Set in Victorian England, this is a thought-provoking and shocking
debut story for teenagers and adults of how a young woman with an
ambition to become a doctor (at a time when it was frowned upon for
women to have such thoughts) is sent away and incarcerated in an asylum
for mentally ill women.
In Wildthorn Hall Louisa is stripped of all she knows, including her
own name. But refusing to be cowed by the regime, she uses her time to
recall and record the story of how she was betrayed by those around
her. And, surprisingly, she also finds great friendship and love.
Louisa tells her story in intertwining strands from the past and the
present.
Seventeen-year-old Louisa Cosgrove longs to break free from her respectable life as a Victorian doctor's daughter. But her dreams become a nightmare when Louisa is sent to Wildthorn Hall: labelled a lunatic, deprived of her liberty and even her real name. As she unravels the betrayals that led to her incarceration, she realizes there are many kinds of prison. She must be honest with herself - and others - in order to be set free.

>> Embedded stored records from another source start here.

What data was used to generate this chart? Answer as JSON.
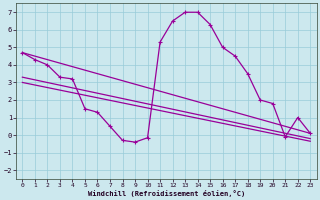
{
  "xlabel": "Windchill (Refroidissement éolien,°C)",
  "bg_color": "#cce8ee",
  "grid_color": "#99ccd9",
  "line_color": "#990099",
  "xlim": [
    -0.5,
    23.5
  ],
  "ylim": [
    -2.5,
    7.5
  ],
  "xticks": [
    0,
    1,
    2,
    3,
    4,
    5,
    6,
    7,
    8,
    9,
    10,
    11,
    12,
    13,
    14,
    15,
    16,
    17,
    18,
    19,
    20,
    21,
    22,
    23
  ],
  "yticks": [
    -2,
    -1,
    0,
    1,
    2,
    3,
    4,
    5,
    6,
    7
  ],
  "main_x": [
    0,
    1,
    2,
    3,
    4,
    5,
    6,
    7,
    8,
    9,
    10,
    11,
    12,
    13,
    14,
    15,
    16,
    17,
    18,
    19,
    20,
    21,
    22,
    23
  ],
  "main_y": [
    4.7,
    4.3,
    4.0,
    3.3,
    3.2,
    1.5,
    1.3,
    0.5,
    -0.3,
    -0.4,
    -0.15,
    5.3,
    6.5,
    7.0,
    7.0,
    6.3,
    5.0,
    4.5,
    3.5,
    2.0,
    1.8,
    -0.1,
    1.0,
    0.1
  ],
  "line1_x": [
    0,
    11
  ],
  "line1_y": [
    4.7,
    2.1
  ],
  "line2_x": [
    0,
    23
  ],
  "line2_y": [
    3.3,
    0.3
  ],
  "line3_x": [
    0,
    23
  ],
  "line3_y": [
    3.0,
    -0.3
  ],
  "lw": 0.9,
  "ms": 2.5
}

And love may be the key . . .
Born firmly in the last century, too late to make the most of the swinging
sixties, I was an 'Essex girl.' But I have lived in the north for so many years
now, my loyalties and ties are here.
I have come late to taking my
writing seriously. After teaching English in secondary schools for long enough,
I decided something had to be done while there was still time. In my work, I'm a
Jekyll and Hyde, veering between the lightness of stories for children, which I
enjoy hugely, (my inner child is about four, I reckon) and fiction for adults,
in which I seem to produce atmospheres of menace and unease.